Salick's for-profit status is enough to make his whole operation suspect in some eyes. One official of the National Cancer Institute has spoken, for instance, of "entrepreneurial endeavors ... seducing and inducing doctors to bring patients into their local facility."

In response, Salick says that an explicitly for-profit orientation can help correct sloppy management practices that drag many nonprofit hospitals down. Typically, he says, nonprofit hospitals "operate their facilities in a terribly inefficient fashion. Nobody's cracking heads; nobody's watching if somebody goes home at 5 when they should have gone home at 5:30. When we operate a program, we have to watch every dollar."

But the larger issue, everyone agrees, is whether the search for profit unavoidably compromises the quality of care--an issue that Salick addresses by setting up his cancer centers only under the auspices of hospitals.

The doctors who practice at each center are not on Salick's payroll; they must instead be on the hospital's staff. The doctors bill patients individually for their services, and they pay Salick Health Care for the use of its office space and services. Doctors need not rent offices in the center if they choose not to, Salick says. And, he adds, a doctor in a Salick facility has a choice between using on-site equipment for X-rays or sending patients elsewhere for that service.

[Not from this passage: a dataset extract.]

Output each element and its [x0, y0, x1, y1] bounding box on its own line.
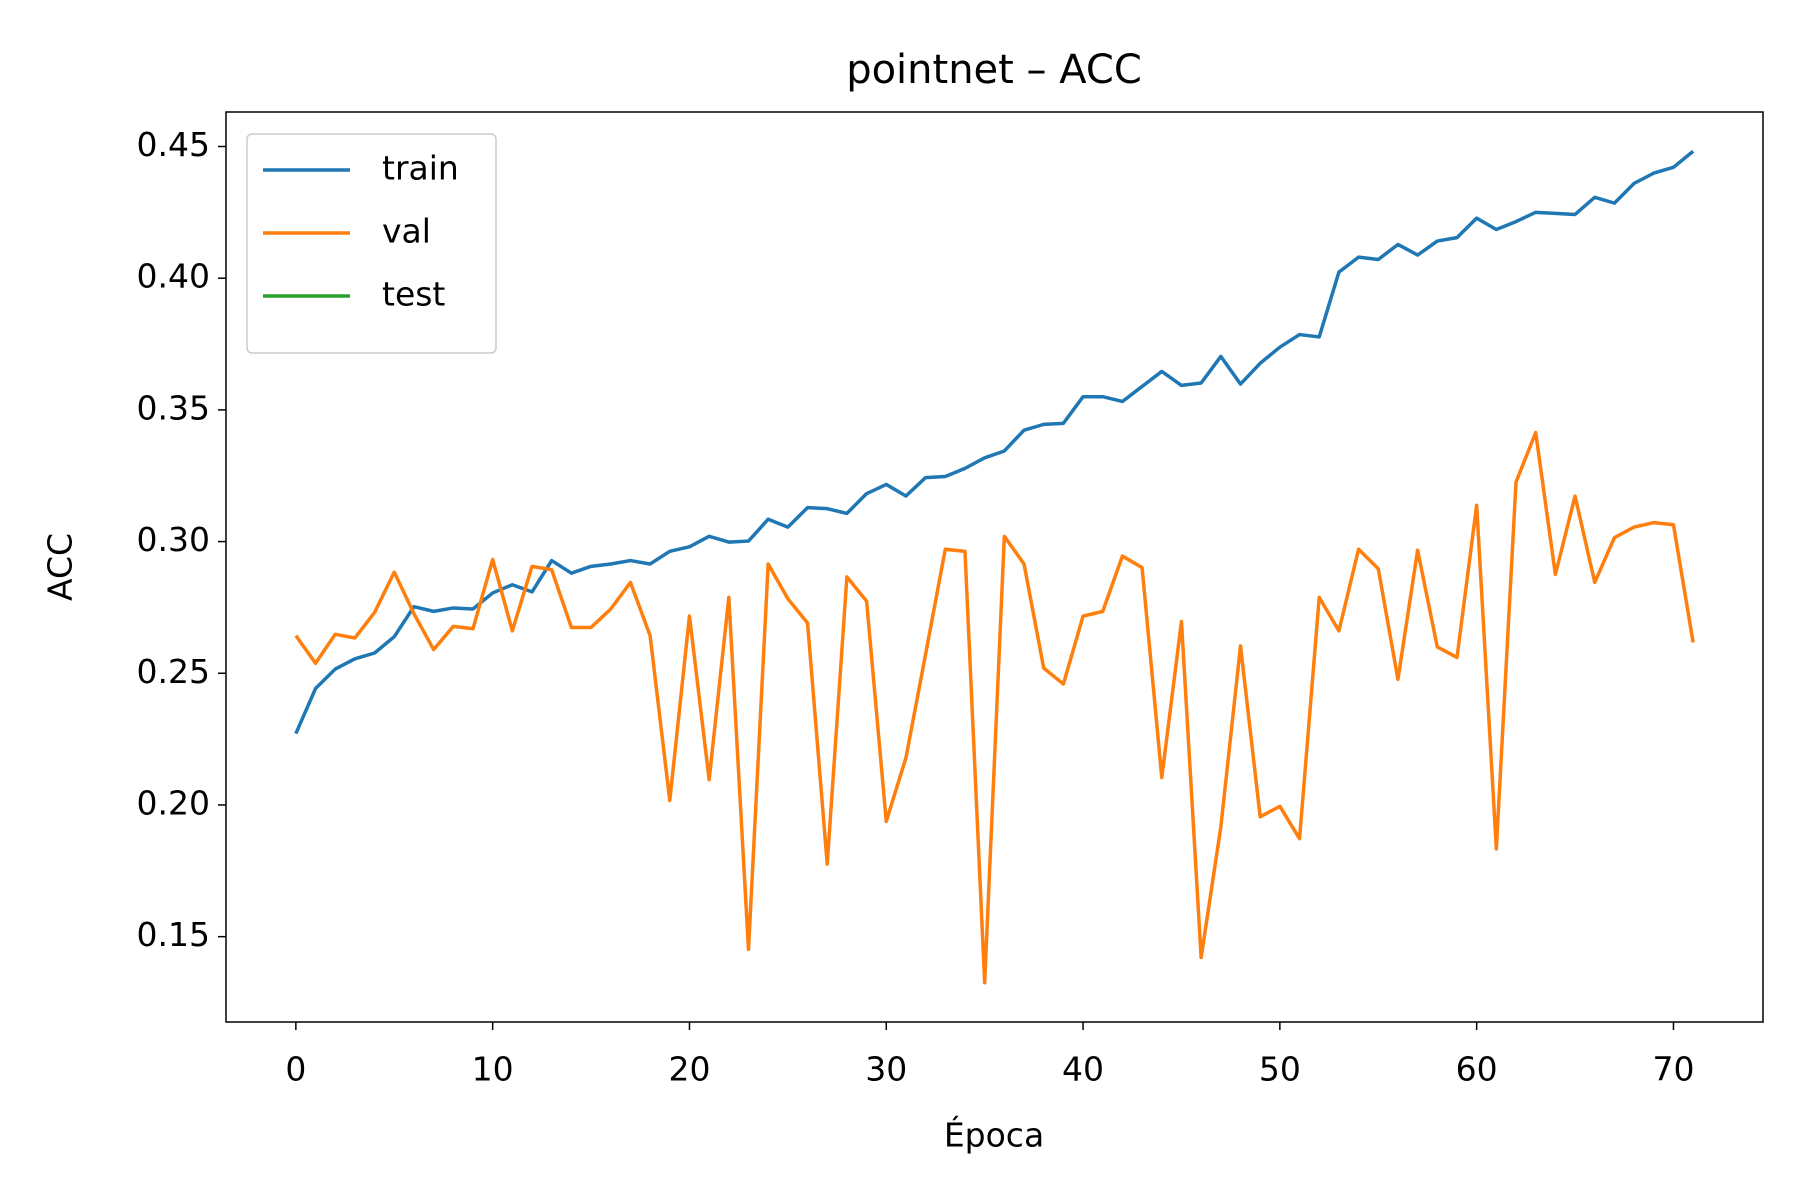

The hospital charges patients for their use of the Salick center as it would charge them for their use of any other hospital facility.

It is thus the hospital, and not Salick Health Care, that ultimately controls both fees and quality of care. Most of the Salick cancer centers bear the parent hospital's name; Salick's name is on none of them.

"Our goal," Salick says, "is to affiliate with the larger teaching hospitals [which are overwhelmingly nonprofit]. They have radiation therapy departments; they have some level of cancer care," even if not for outpatients. "When we affiliate with top-notch institutions, we bring them the capital--which we can raise in industry, because we're a public company--we use their staff, we have teaching programs affiliated with them, and we make a profit. I don't think there's anything wrong with that."

Through such arrangements, Salick believes, a balance can be struck that honors both economic efficiency and medicine's best traditions. "That's how you silence criticism," he says. "You have the very best people, and you charge competitive prices in the community."